Alice M. Rudy Price
Alice M. Rudy Price received a Ph.D. from Temple University, Tyler School of Art specializing in European art and culture at the turn of the century. Price and Emily C. Burns are the editors of Mapping Impressionist Painting in a Transnational Context forthcoming from Routledge in May 2021. Her dissertation on the Danish artist, Anna Ancher (1859-1935), addressed the artist in relation to the intersecting cultural contexts of rural Denmark, the Skagen Art Colony, Copenhagen and Paris. "Loss, the Female Nude and Anna Ancher’s Grief: A Woman's Own Modernism" in Scandinavian Studies 2016) considered Ancher's Grief (1902) in light of the issues it raises about the maternal body, nakedness and grief. This is part of a larger project considering modern discourse up through the 21st century representing female bodies that have experienced miscarriage, menopause and aging.

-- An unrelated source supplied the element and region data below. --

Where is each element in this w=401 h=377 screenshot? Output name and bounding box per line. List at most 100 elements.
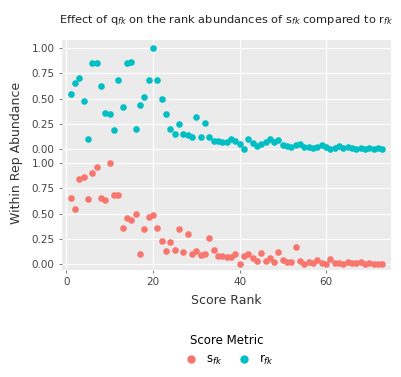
Point	[353, 147, 360, 153]
Point	[107, 111, 113, 117]
Point	[137, 102, 143, 108]
Point	[279, 143, 286, 149]
Point	[81, 174, 87, 180]
Point	[379, 147, 385, 153]
Point	[249, 255, 256, 261]
Point	[258, 141, 264, 147]
Text: Within Rep Abundance: Within Rep Abundance	[10, 82, 22, 224]
Point	[279, 257, 286, 264]
Point	[241, 147, 247, 153]
Point	[128, 59, 135, 65]
Legend: s$_{fk}$, r$_{fk}$: s$_{fk}$, r$_{fk}$	[179, 334, 274, 367]
Point	[202, 251, 208, 257]
Point	[371, 262, 377, 268]
Point	[137, 251, 143, 257]
Point	[241, 253, 247, 259]
Point	[111, 192, 117, 198]
Point	[371, 147, 377, 153]
Point	[353, 261, 360, 267]
Point	[215, 253, 221, 259]
Point	[301, 144, 308, 150]
Point	[332, 261, 338, 267]
Point	[223, 139, 230, 146]
Point	[306, 144, 312, 150]
Point	[193, 114, 199, 120]
Point	[232, 251, 239, 257]
Point	[141, 226, 148, 232]
Point	[206, 235, 213, 241]
Point	[206, 134, 213, 140]
Point	[262, 139, 269, 146]
Point	[158, 96, 165, 102]
Point	[219, 139, 225, 146]
Point	[93, 164, 100, 170]
Point	[254, 143, 260, 149]
Point	[163, 248, 169, 254]
X-axis label: Score Rank: Score Rank	[191, 294, 262, 307]
Point	[167, 126, 174, 132]
Point	[314, 257, 321, 264]
Point	[366, 146, 373, 152]
Point	[98, 195, 104, 201]
Point	[189, 134, 195, 140]
Point	[189, 251, 195, 257]
Point	[167, 239, 174, 245]
Point	[68, 195, 74, 201]
Point	[249, 140, 256, 146]
Point	[223, 254, 230, 261]
Point	[306, 259, 312, 265]
Point	[236, 262, 243, 268]
Point	[184, 231, 191, 237]
Point	[318, 143, 325, 149]
Point	[141, 93, 148, 100]
Point	[271, 139, 277, 146]
Point	[236, 141, 243, 147]
Point	[362, 262, 368, 268]
Point	[172, 131, 178, 137]
Point	[357, 259, 364, 265]
Point	[172, 247, 178, 253]
Point	[76, 176, 83, 182]
Point	[349, 261, 355, 267]
Point	[72, 80, 78, 86]
Point	[193, 248, 199, 254]
Point	[344, 144, 351, 150]
Point	[176, 121, 182, 127]
Point	[184, 132, 191, 138]
Point	[357, 146, 364, 152]
Point	[297, 141, 303, 147]
Point	[219, 253, 225, 259]
Point	[340, 146, 346, 152]
Point	[111, 127, 117, 133]
Point	[119, 104, 126, 110]
Point	[176, 226, 182, 232]
Point	[323, 144, 329, 150]
Text: Effect of q$_{fk}$ on the rank abundances of s$_{fk}$ compared to r$_{fk}$: Effect of q$_{fk}$ on the rank abundance…	[59, 13, 394, 27]
Point	[245, 136, 251, 143]
Point	[72, 205, 78, 211]
Point	[107, 160, 113, 166]
Point	[98, 83, 104, 89]
Point	[124, 60, 130, 66]
Point	[293, 244, 299, 250]
Point	[314, 144, 321, 150]
Point	[332, 146, 338, 152]
Point	[68, 90, 74, 97]
Point	[267, 136, 273, 143]
Point	[228, 136, 234, 143]
Point	[267, 255, 273, 261]
Point	[146, 77, 152, 83]
Point	[163, 111, 169, 117]
Point	[362, 147, 368, 153]
Point	[262, 258, 269, 264]
Point	[379, 262, 385, 268]
Point	[323, 262, 329, 268]
Point	[271, 259, 277, 265]
Point	[301, 262, 308, 268]
Point	[115, 192, 122, 198]
Point	[310, 261, 316, 267]
Point	[288, 144, 295, 150]
Point	[102, 197, 109, 203]
Point	[154, 77, 160, 83]
Point	[128, 217, 135, 223]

Price's review of Ordrupgaard's summer 2017 show, Pissarro at St. Thomas appeared in the 19th-Century-Art-Worldwide in the spring of 2018. She reviewed spring 2013 show on Anna Ancher at the National Museum of Women in the Arts (NMWA) appeared in the autumn issue of 19th-Century-Art-Worldwide and her “Gendered Interiors” is published on NMWA’s website.
Price is also completing an article about comparative visualization of Hans Christian Andersen and how cultural context impacted reception through distortions related to culture, gender and anachronism.
She has also installed a permanent installation of selections from West Kensington Ministry's annual "Stations of the Cross," an art happening for professional, amateur and student artists in Philadelphia.
Dr. Price teaches modern and contemporary art and architecture at Temple University, Tyler School of Art and Architecture and at Jefferson University, College of Architecture and Built Environment. She is a College Board AP Art History Reader and has also served as a supervisor for Secondary Education teaching certification. Prior to pursuing her doctorate, Price earned a master’s degree in education from La Salle University, a master’s degree in history from American University (MA Thesis), and taught history in private and public secondary schools for twenty years. She and her husband live in a northern suburb of Philadelphia.